Паша достал из внутреннего кармана пиджака завёрнутую в тряпицу краюху пирога, подал собаке.
– Не давись… Доуноравливал, вовсе веры не стало.
Мужицкий глядень на жизнь у Паши Скипидаркина: дороже хлеба ничего нет. И кладезь всякой премудрости извечен и прост: где урожено, там и приложено. Семейный воз ему не в тягость, скорее в охотку. Худо-бедно, деньжата водятся, вольной волею приглядывают за пятью одинокими старухами из соседней полумёртвой деревушки. Дровишки заготовить, напилить-наколоть, огородцы вспахать, с картошкой управиться – Паша завсегда поможет. Случись кому заболеть, среди ночи к Паше стучатся, Паша – он не хитрован, трактор завёл да и повёз в больницу. Не любит, когда деньги в карман суют, не переносит, когда та же Прокопьевна звездопадом небесным осыпает да в ноги падает. «Перестань-ко, – скажет Паша, – побереги коленки-то» – «Поклонишься – не переломишься». Прокопьевна сравнивает Пашину доброту со светом преподобного Серафима Саровского. Когда рядом Пашина бабка, Прокопьевна нарочно сладостнее выпевает, а бабка кричит: «Иисус-то говорил: твори молитву через ноздряное дыханье с сомкнутыми устами, а ты, кошка похотливая, по Серафиму чернее головешки будешь!»
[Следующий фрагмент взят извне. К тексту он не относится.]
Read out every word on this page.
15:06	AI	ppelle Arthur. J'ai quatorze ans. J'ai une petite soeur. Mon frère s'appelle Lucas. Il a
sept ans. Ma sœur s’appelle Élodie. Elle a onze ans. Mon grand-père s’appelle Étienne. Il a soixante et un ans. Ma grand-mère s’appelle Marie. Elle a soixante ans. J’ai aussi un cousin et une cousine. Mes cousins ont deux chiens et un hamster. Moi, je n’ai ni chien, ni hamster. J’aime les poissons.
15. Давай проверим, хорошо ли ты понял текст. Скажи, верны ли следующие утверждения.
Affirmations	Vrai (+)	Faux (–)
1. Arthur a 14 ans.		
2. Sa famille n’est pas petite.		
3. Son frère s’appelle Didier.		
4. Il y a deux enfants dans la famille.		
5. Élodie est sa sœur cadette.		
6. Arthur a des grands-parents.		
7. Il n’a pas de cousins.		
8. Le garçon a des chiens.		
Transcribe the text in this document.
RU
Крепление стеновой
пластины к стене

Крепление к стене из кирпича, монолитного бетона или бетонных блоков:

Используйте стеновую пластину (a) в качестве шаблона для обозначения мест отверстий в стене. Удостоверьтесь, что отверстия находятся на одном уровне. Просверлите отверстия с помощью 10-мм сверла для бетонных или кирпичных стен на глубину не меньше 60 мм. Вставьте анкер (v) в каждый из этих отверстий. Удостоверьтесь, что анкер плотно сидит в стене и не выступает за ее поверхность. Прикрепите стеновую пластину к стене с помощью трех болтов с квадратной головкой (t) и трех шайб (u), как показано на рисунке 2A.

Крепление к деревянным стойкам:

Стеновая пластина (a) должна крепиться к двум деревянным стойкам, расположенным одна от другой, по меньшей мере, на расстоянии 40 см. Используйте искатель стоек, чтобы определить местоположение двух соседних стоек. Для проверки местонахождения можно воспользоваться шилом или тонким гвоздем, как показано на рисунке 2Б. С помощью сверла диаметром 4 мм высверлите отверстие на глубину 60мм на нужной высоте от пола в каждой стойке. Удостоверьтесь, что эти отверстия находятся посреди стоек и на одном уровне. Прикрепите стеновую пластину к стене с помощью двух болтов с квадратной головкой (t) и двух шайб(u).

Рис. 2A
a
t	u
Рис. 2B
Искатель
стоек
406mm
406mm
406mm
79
Сегодня Паша пошёл на охоту, привернул бабку проведать, та сама не в себе. Хочет сказать что-то, не может – губы дрожат, язык запал, слезами давится. Думал по первости утешить бабку – мало ли с Прокопьевной на ножах разошлись, а бабка тычет сухими перстами на божницу.
– О-о-о!
Замечает Паша, что нет на божнице Николая Угодника, пожимает плечами, чувствует сердцем что-то нехорошее.
– Вво-р!
– Я?
Паша хмурится и, удивлённый, сконфуженный, садится на лавку.
– Да чем же я замарался перед тобой?
– Миколу стибзил, вот чем, межеумок!
Паша встал с лавки, в горле забулькало, хочется плюнуть – чистота у бабки в избе, кругом половики.
Постояв с минуту друг против друга, не говоря ни слова, вышел Паша. Берёт на крыльце ружьё, резко свистит собаку. Бабка распахивает дверь, кидает в спину обидное:
– Богом пришибленный! Твоя-то ровня в генералах ходит!
Паша разворачивается, качает головой, оставаясь спокойным под враждебным взглядом.
– Пошарь на полатях, может, там.
– Что пошарить-то?
– Стыд.
«Да-а… Прокопьевна миру на иконе не обрадовалась, скорее опечалилась: быть беде, говорит. А так прикинуть, в горе по горло полощемся, что разве атомной войной наш народ удивишь. И чего только не было при этом Ельцине… Да что Ельцин, бабка родному внуку не верит».
– Ещё хошь? – спрашивает Пашка собаку, почёсывая у неё за ушами. – Так-то, Пальма, бабка у меня хорошая.
Сказал с таким искренним благородством, что видь его сейчас бабка, сквозь землю бы провалилась за свою горячность.
– Пошли.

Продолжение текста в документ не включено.